Last night my local television news station (which I pretty much never watch and probably never again will) reported on the deal reached in the ongoing California budget talks. The reporters explained that a deal had been reached. That no taxes had been raised.
I quietly thought about what that really means. I thought about the tax this budget crisis is charging my kids. Their future. Our future.
Then the reporter went on. There would be borrowing from local governments. There would be cuts in social services. But education would be spared. I was surprised. Pleasantly so. I called my sister-in-law this morning and told her what I'd heard. She's one of the pink-slipped teachers, waiting to learn if she'll be re-hired for the fall. This was good news for her. I thought.
Then I saw this on NPR:
Although the cuts will prove painful, Schwarzenegger tried to put the best face
on the cuts, saying the money taken from education "will get fully refunded" and
that the budget would prove "more efficient" as a result of the tightening.
Huh? Money. taken. from. education.
Again? (You see, I have a long memory when it comes to stealing money from kids-- this isn't the Governor's first time "borrowing" from education.)

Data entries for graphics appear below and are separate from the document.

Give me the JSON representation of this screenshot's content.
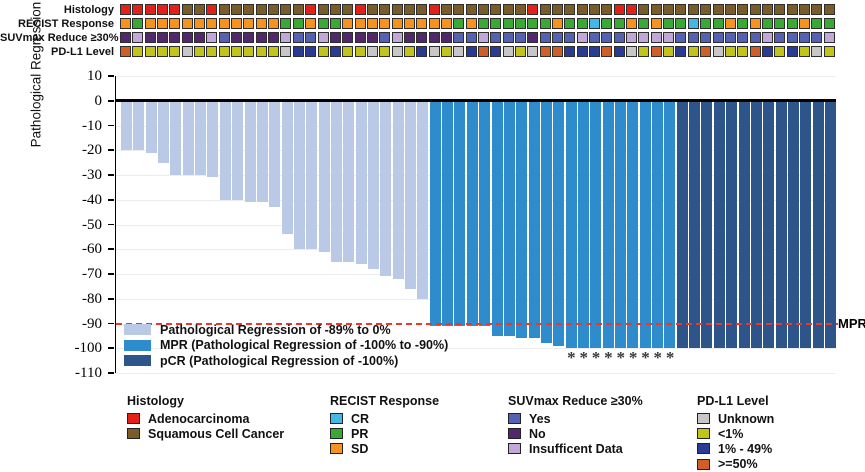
{
  "figure": {
    "mpr_reference_label": "MPR"
  },
  "annotation_tracks": [
    {
      "label": "Histology",
      "palette": {
        "A": "#e3211b",
        "S": "#7a5c2b"
      },
      "legend": [
        {
          "code": "A",
          "label": "Adenocarcinoma"
        },
        {
          "code": "S",
          "label": "Squamous Cell Cancer"
        }
      ],
      "values": [
        "A",
        "A",
        "A",
        "A",
        "A",
        "S",
        "S",
        "A",
        "S",
        "S",
        "S",
        "S",
        "S",
        "S",
        "S",
        "A",
        "S",
        "S",
        "S",
        "A",
        "S",
        "S",
        "S",
        "S",
        "S",
        "A",
        "S",
        "S",
        "S",
        "S",
        "S",
        "S",
        "S",
        "A",
        "S",
        "S",
        "S",
        "S",
        "S",
        "S",
        "A",
        "A",
        "S",
        "S",
        "S",
        "S",
        "S",
        "S",
        "S",
        "S",
        "S",
        "S",
        "S",
        "S",
        "S",
        "S",
        "S",
        "S"
      ]
    },
    {
      "label": "RECIST Response",
      "palette": {
        "CR": "#45b6e8",
        "PR": "#39a935",
        "SD": "#f6921e"
      },
      "legend": [
        {
          "code": "CR",
          "label": "CR"
        },
        {
          "code": "PR",
          "label": "PR"
        },
        {
          "code": "SD",
          "label": "SD"
        }
      ],
      "values": [
        "SD",
        "PR",
        "SD",
        "SD",
        "SD",
        "SD",
        "SD",
        "SD",
        "SD",
        "SD",
        "SD",
        "SD",
        "SD",
        "PR",
        "PR",
        "SD",
        "PR",
        "PR",
        "SD",
        "SD",
        "SD",
        "SD",
        "SD",
        "SD",
        "SD",
        "SD",
        "SD",
        "PR",
        "SD",
        "PR",
        "PR",
        "PR",
        "PR",
        "PR",
        "PR",
        "SD",
        "PR",
        "PR",
        "CR",
        "PR",
        "PR",
        "SD",
        "PR",
        "SD",
        "PR",
        "PR",
        "CR",
        "PR",
        "PR",
        "SD",
        "PR",
        "SD",
        "PR",
        "PR",
        "PR",
        "SD",
        "PR",
        "PR"
      ]
    },
    {
      "label": "SUVmax Reduce ≥30%",
      "palette": {
        "Y": "#5561b2",
        "N": "#53276b",
        "I": "#c2a7d9"
      },
      "legend": [
        {
          "code": "Y",
          "label": "Yes"
        },
        {
          "code": "N",
          "label": "No"
        },
        {
          "code": "I",
          "label": "Insufficent Data"
        }
      ],
      "values": [
        "N",
        "I",
        "N",
        "N",
        "N",
        "N",
        "N",
        "I",
        "Y",
        "N",
        "N",
        "N",
        "N",
        "I",
        "Y",
        "Y",
        "I",
        "N",
        "N",
        "N",
        "N",
        "Y",
        "I",
        "N",
        "N",
        "N",
        "N",
        "Y",
        "Y",
        "I",
        "Y",
        "Y",
        "Y",
        "N",
        "Y",
        "Y",
        "Y",
        "I",
        "Y",
        "Y",
        "Y",
        "I",
        "I",
        "I",
        "I",
        "Y",
        "Y",
        "Y",
        "Y",
        "Y",
        "Y",
        "Y",
        "I",
        "Y",
        "Y",
        "Y",
        "Y",
        "I"
      ]
    },
    {
      "label": "PD-L1 Level",
      "palette": {
        "U": "#c7c7c7",
        "L": "#c2c419",
        "M": "#2a3b96",
        "H": "#ce5f28"
      },
      "legend": [
        {
          "code": "U",
          "label": "Unknown"
        },
        {
          "code": "L",
          "label": "<1%"
        },
        {
          "code": "M",
          "label": "1% - 49%"
        },
        {
          "code": "H",
          "label": ">=50%"
        }
      ],
      "values": [
        "H",
        "L",
        "L",
        "L",
        "L",
        "U",
        "L",
        "L",
        "L",
        "L",
        "L",
        "L",
        "L",
        "U",
        "M",
        "M",
        "L",
        "M",
        "L",
        "L",
        "U",
        "L",
        "U",
        "L",
        "M",
        "U",
        "L",
        "U",
        "M",
        "H",
        "M",
        "U",
        "L",
        "U",
        "H",
        "H",
        "M",
        "M",
        "M",
        "H",
        "M",
        "U",
        "L",
        "H",
        "L",
        "M",
        "L",
        "H",
        "U",
        "L",
        "L",
        "H",
        "M",
        "L",
        "M",
        "L",
        "U",
        "L"
      ]
    }
  ],
  "chart_data": {
    "type": "bar",
    "title": "",
    "xlabel": "",
    "ylabel": "Pathological Regression (%)",
    "ylim": [
      -110,
      10
    ],
    "yticks": [
      10,
      0,
      -10,
      -20,
      -30,
      -40,
      -50,
      -60,
      -70,
      -80,
      -90,
      -100,
      -110
    ],
    "grid": true,
    "n_patients": 58,
    "values": [
      -20,
      -20,
      -21,
      -25,
      -30,
      -30,
      -30,
      -31,
      -40,
      -40,
      -41,
      -41,
      -43,
      -54,
      -60,
      -60,
      -61,
      -65,
      -65,
      -66,
      -68,
      -71,
      -72,
      -76,
      -80,
      -91,
      -91,
      -91,
      -91,
      -91,
      -95,
      -95,
      -96,
      -96,
      -98,
      -99,
      -100,
      -100,
      -100,
      -100,
      -100,
      -100,
      -100,
      -100,
      -100,
      -100,
      -100,
      -100,
      -100,
      -100,
      -100,
      -100,
      -100,
      -100,
      -100,
      -100,
      -100,
      -100
    ],
    "bar_categories": [
      "reg",
      "reg",
      "reg",
      "reg",
      "reg",
      "reg",
      "reg",
      "reg",
      "reg",
      "reg",
      "reg",
      "reg",
      "reg",
      "reg",
      "reg",
      "reg",
      "reg",
      "reg",
      "reg",
      "reg",
      "reg",
      "reg",
      "reg",
      "reg",
      "reg",
      "mpr",
      "mpr",
      "mpr",
      "mpr",
      "mpr",
      "mpr",
      "mpr",
      "mpr",
      "mpr",
      "mpr",
      "mpr",
      "mpr",
      "mpr",
      "mpr",
      "mpr",
      "mpr",
      "mpr",
      "mpr",
      "mpr",
      "mpr",
      "pcr",
      "pcr",
      "pcr",
      "pcr",
      "pcr",
      "pcr",
      "pcr",
      "pcr",
      "pcr",
      "pcr",
      "pcr",
      "pcr",
      "pcr"
    ],
    "bar_palette": {
      "reg": "#b9c9e6",
      "mpr": "#2e8ccd",
      "pcr": "#2d5589"
    },
    "starred_columns": [
      37,
      38,
      39,
      40,
      41,
      42,
      43,
      44,
      45
    ],
    "star_glyph": "*",
    "reference_line": {
      "value": -90,
      "color": "#e8392e",
      "style": "dashed",
      "label": "MPR"
    },
    "legend_position": "lower left",
    "legend": [
      {
        "swatch": "reg",
        "label": "Pathological Regression of -89% to 0%"
      },
      {
        "swatch": "mpr",
        "label": "MPR (Pathological Regression of -100% to -90%)"
      },
      {
        "swatch": "pcr",
        "label": "pCR (Pathological Regression of -100%)"
      }
    ]
  }
}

And then the truth (also from NPR):
calls for no new taxes and $15 billion in cuts, with the remainder of the
shortfall to be closed by borrowing from local governments and one-time
accounting measures. Education took the biggest hit, with $6 billion in cuts to
K-12 schools — money state officials have promised to reimburse when the state's
fiscal health recovers. Another $2.8 billion will be cut from state colleges and
Call it what you will. We have put our kids at risk. Again. In the name of not raising taxes. But it's all semantics. You say a $6 billion cut to public schools is a spending cut. I call it a tax on education. I call it increased class sizes. I call it fewer classroom days. I call it less money for special education and general education. I call it less opportunity for growth and enrichment. I call it a tax on children.